East Demerara cane planters feeling the squeeze after weeks without work

-GAWU signals possible protest after GuySuCo silence on estates

After four weeks of no work, East Demerara cane planters yesterday appealed to fellow workers to “stand ready” to lend support as they anticipate the closure of the East Demerara Estate which straddles Enmore and LBI.

At a news conference at the Guyana Agricultural and General Workers Union (GAWU) building yesterday, about 15 cane planters voiced their grievances at being out of work for weeks and GAWU General Secretary Seepaul Narine stated that it was necessary to rouse workers who may not be aware of what is going on.

Narine stated that 75 workers that have been affected are not being paid because they have been “denied rightful work,” and referred to GuySuCo’s request that they engage in harvesting as “forced labour.”

He said that apart from rallying the support of other sugar workers, the union may go the protest route if necessary. “It seems as though only one language these people understand, the language of protest, the language of fight back, and that is not good for this nation, it’s not good for this industry, it’s not good for the workers, but if it is that’s all they understand then we will have to invest in that kind of protest, we hope we don’t have to reach that level,” he said.

East Demerara cane planters and GAWU representatives at the press conference yesterday. (From left) are Aslim Singh, GAWU member, Myron Cummings, planter; Seepaul Narine, GAWU General Secretary; Leon Mobutu, planter; Brian Norville, planter; and Ramsarran, planter.

“Our position is, if it is that this is the preparatory step for the closure of the estate, come out and say it. Say it honestly, say it truthfully, and prepare people’s minds for it. If it is that the jobs are now becoming redundant because we are not going to plant canes any longer, stop frustrating people, stop frustrating them…they get annoyed when I talk about forced labour but you tell me, what is this reflective of?” he added.

Narine’ fears regarding the imminent closure of the estates stem from GuySuCo’s request that cane planters be involved in harvesting the crop, which he said is “setting the stage of not having a crop to be harvested next year.”

“Here it is GuySuCo is moving ahead and sending the signal that we are going to close and I say that out of the experience of what took place at Wales; because as soon as it was announced that Wales would be closed, they stopped all planting activities.
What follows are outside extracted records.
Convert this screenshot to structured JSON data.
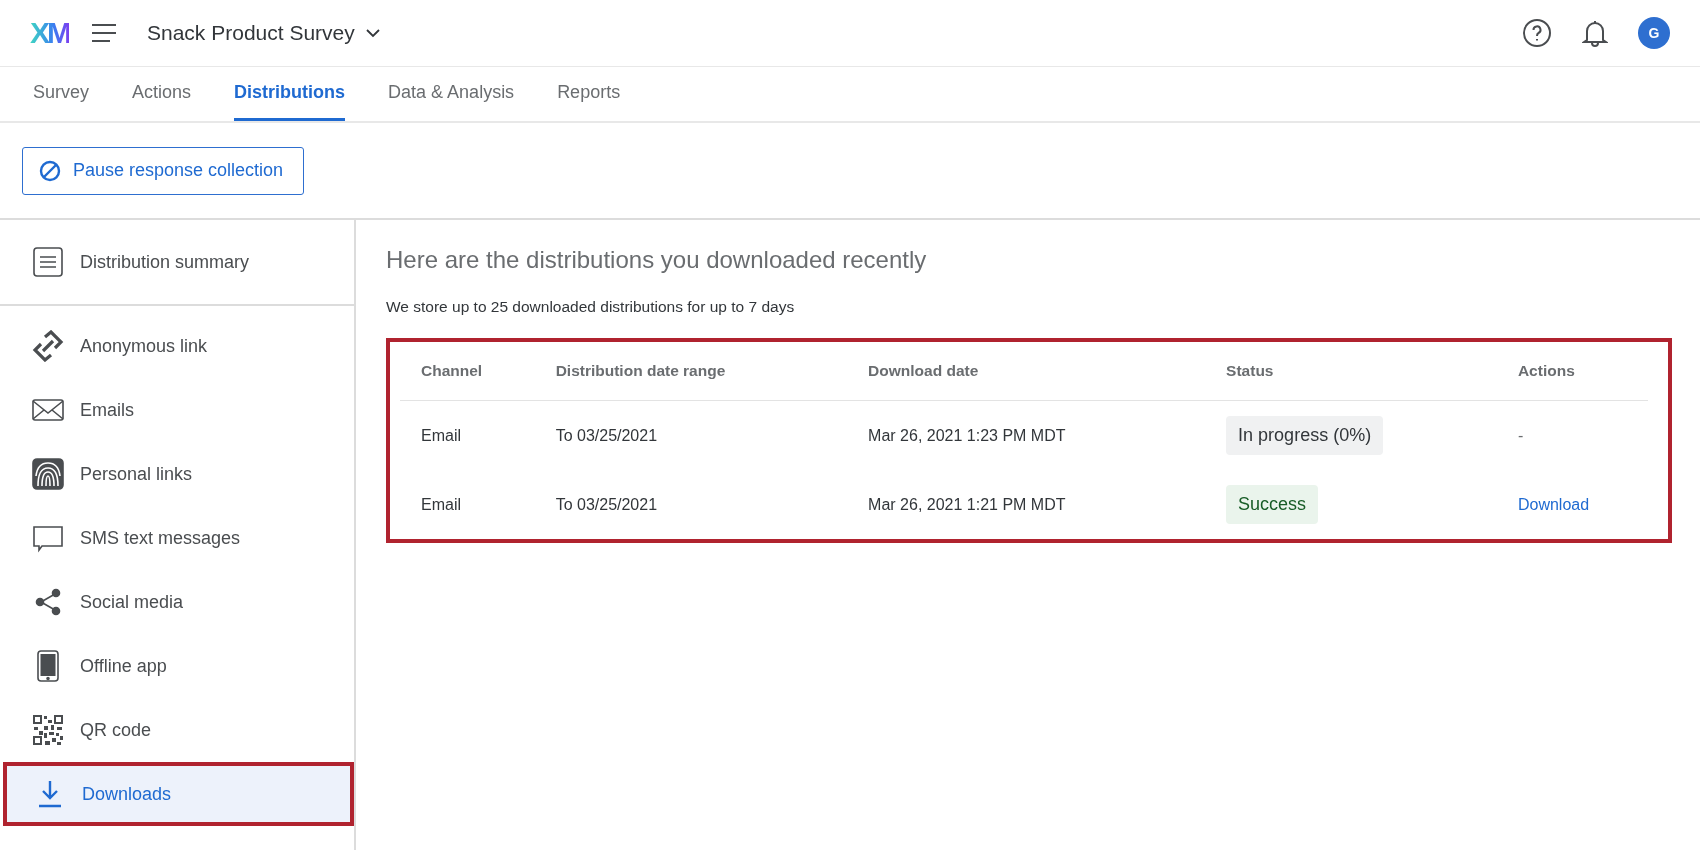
{
  "header": {
    "logo": "XM",
    "survey_title": "Snack Product Survey",
    "avatar": "G"
  },
  "tabs": [
    {
      "label": "Survey",
      "selected": false
    },
    {
      "label": "Actions",
      "selected": false
    },
    {
      "label": "Distributions",
      "selected": true
    },
    {
      "label": "Data & Analysis",
      "selected": false
    },
    {
      "label": "Reports",
      "selected": false
    }
  ],
  "pause_button": "Pause response collection",
  "sidebar": {
    "summary": {
      "kind": "summary",
      "label": "Distribution summary",
      "selected": false,
      "outlined": false
    },
    "items": [
      {
        "kind": "link",
        "label": "Anonymous link",
        "selected": false,
        "outlined": false
      },
      {
        "kind": "email",
        "label": "Emails",
        "selected": false,
        "outlined": false
      },
      {
        "kind": "fingerprint",
        "label": "Personal links",
        "selected": false,
        "outlined": false
      },
      {
        "kind": "sms",
        "label": "SMS text messages",
        "selected": false,
        "outlined": false
      },
      {
        "kind": "social",
        "label": "Social media",
        "selected": false,
        "outlined": false
      },
      {
        "kind": "phone",
        "label": "Offline app",
        "selected": false,
        "outlined": false
      },
      {
        "kind": "qr",
        "label": "QR code",
        "selected": false,
        "outlined": false
      },
      {
        "kind": "download",
        "label": "Downloads",
        "selected": true,
        "outlined": true
      }
    ]
  },
  "main": {
    "heading": "Here are the distributions you downloaded recently",
    "note": "We store up to 25 downloaded distributions for up to 7 days",
    "table": {
      "outlined": true,
      "columns": [
        "Channel",
        "Distribution date range",
        "Download date",
        "Status",
        "Actions"
      ],
      "rows": [
        {
          "channel": "Email",
          "range": "To 03/25/2021",
          "date": "Mar 26, 2021 1:23 PM MDT",
          "status": {
            "kind": "progress",
            "text": "In progress (0%)"
          },
          "action": {
            "kind": "none",
            "text": "-"
          }
        },
        {
          "channel": "Email",
          "range": "To 03/25/2021",
          "date": "Mar 26, 2021 1:21 PM MDT",
          "status": {
            "kind": "success",
            "text": "Success"
          },
          "action": {
            "kind": "link",
            "text": "Download"
          }
        }
      ]
    }
  }
}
We are seeing a repeat of that and that, no doubt, is leading us to believe that there is to be no more canes to be planted,” he added.

A GuySuCo spokesperson recently told Stabroek News that has been a poor turnout by cane harvesters at estates around the country, which may affect how much land is available for planting of crops next season.

GuySuCo has said that the request for planters to engage in harvesting was due to a severe shortage in harvesting labour.

‘Work that is available’

Reading from a prepared statement yesterday, GAWU official Aslim Singh explained that the agreement between the company and the workers provides for the provision of “five days’ productive work per week until the end of harvesting.” It was stated also that while a section of planters are sometimes involved in harvesting, at a meeting held March 24, between GAWU and the Industrial Relations Department and the Estate Management, it was outlined that planters would be provided with alternative tasks, such as “engagement in the factory, rat baiting, infield weeding, and canal cleaning.”

“These are people who have worked their lives in the industry and you could see from the appearance of the comrades here, you can see age, you could see youth, you could see experience and you could see commitment among them… because the comrades are saying, ‘we want to work, we want you to give us work that is available. Don’t give us cane cutting, it’s not our normal work,’” Narine said.

Meanwhile, workers spoke of how being without work for weeks has affected their families, many of which include young children, according to Narine.  “…I listen on television, the First Lady was speaking about empowering women; I’m having two little girls.

How am I going to empower them and I don’t have a job? GuySuCo refusing to give us work for the past three weeks, I am not working anywhere for the past three weeks. I don’t know how I am going to accumulate this money to look after these three kids,” Leon Mobutu, an East Demerara cane planter, stated.

“Since I start working at GuySuCo they had cane cutting jobs available. I choose to plant cane. I don’t know nothing about cutting cane…,” Mobutu added.

Narine had stated that no offers were made by GuySuCo to train the workers in cane harvesting.

Narine related that correspondence was reportedly sent to the Minister of Agriculture, Noel Holder  regarding the issue but no response has yet been received by the union.